7 people at award ceremony
From left, Laurie Libarios, counselor; Emme Tomimbang, alumni; Imelda Gasmen, Filipino language instructor; Raymund Liongson, Philippine studies coordinator and professor; Leon Florendo, Waiʻanae Moku counselor, Carlos Peñaloza, chancellor and Ernie Libarios, retired counselor.

Two Leeward Community College faculty members were recognized for Excellence in Education at the FilCom Center’s 17th annual Bayanihan Gala in October.

Raymund Liongson was honored for four decades of unwavering dedication to his students. The other award went to the non-profit Sariling Gawa Youth Council. Leon Florendo, counselor at Leeward’s Waiʻanae Moku and the councilʻs president, received the award on the group’s behalf.

Decades of dedication

Raymund Liongson, Philippine studies professor and program coordinator, has been an educator for more than 40 years. His philosophy emphasizes learning beyond the four walls of the classroom, aiming for student and social transformation. Liongson has won an array of awards and recognition for his efforts, from being named a Wo Learning Champion to being awarded the Hawaiʻi Plantation Legacy Award and Outstanding Educator awards from both the Oahu Filipino Community Council and the United Filipino Council of Hawaiʻi, among others.

Liongson has written and coordinated grants that have raised millions of dollars to help students of Filipino ancestry. He has organized youth groups and program initiatives that have inspired students to excel and attain higher education.

His Philippine studies classes spearheaded the student involvement for the Hawaiʻi Promise program at the Legislature, complete with sign waving and testimonies. Liongson said, “As a professor, I do not see myself simply teaching course content. More importantly, I see my role as inspiring my students to aim high and providing them the needed support to hit the mark or at least land close to it.”

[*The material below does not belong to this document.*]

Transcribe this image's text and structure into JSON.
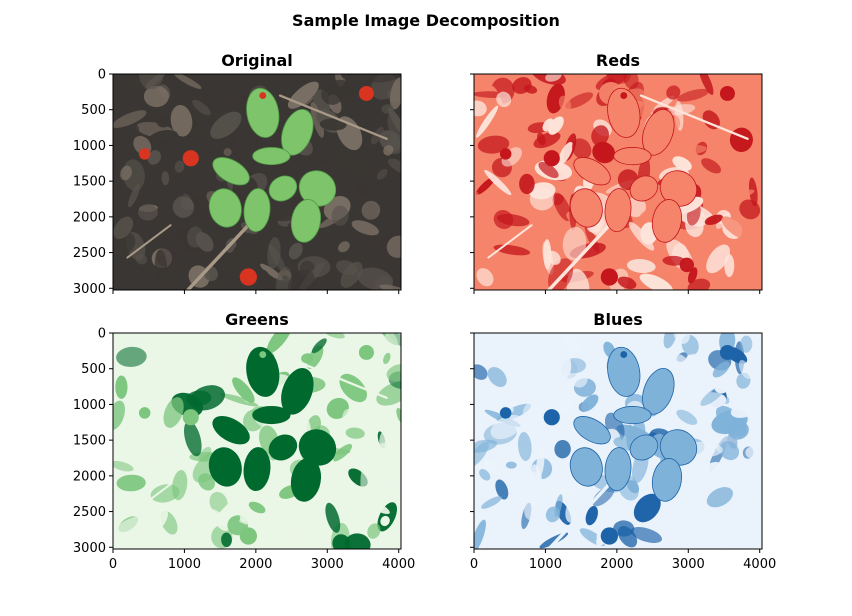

Sariling Gawa Youth Council

The Sariling Gawa Youth Council is a nonprofit organization that fosters cultural awareness, nurtures ethnic pride and empowers youth to develop leadership skills.

Starting as a grassroots effort in 1980, the council was first organized by a group of college students during the 75th anniversary of Filipinos in Hawaiʻi. For more than 39 years, thousands of young Filipinos and community members have experienced hands-on training and skills building, allowing young people to be empowered as leaders, mentors, organizers, administrators and role models.

Florendo said, “Sariling Gawa embarked on a movement, a change of socio-political mindset that nurtures and understands the immense value of empowering individuals in their quest for better understanding of their strengths while surrounded by a cadre of supportive mentors who are always grounded in humanity and progressive ideas.”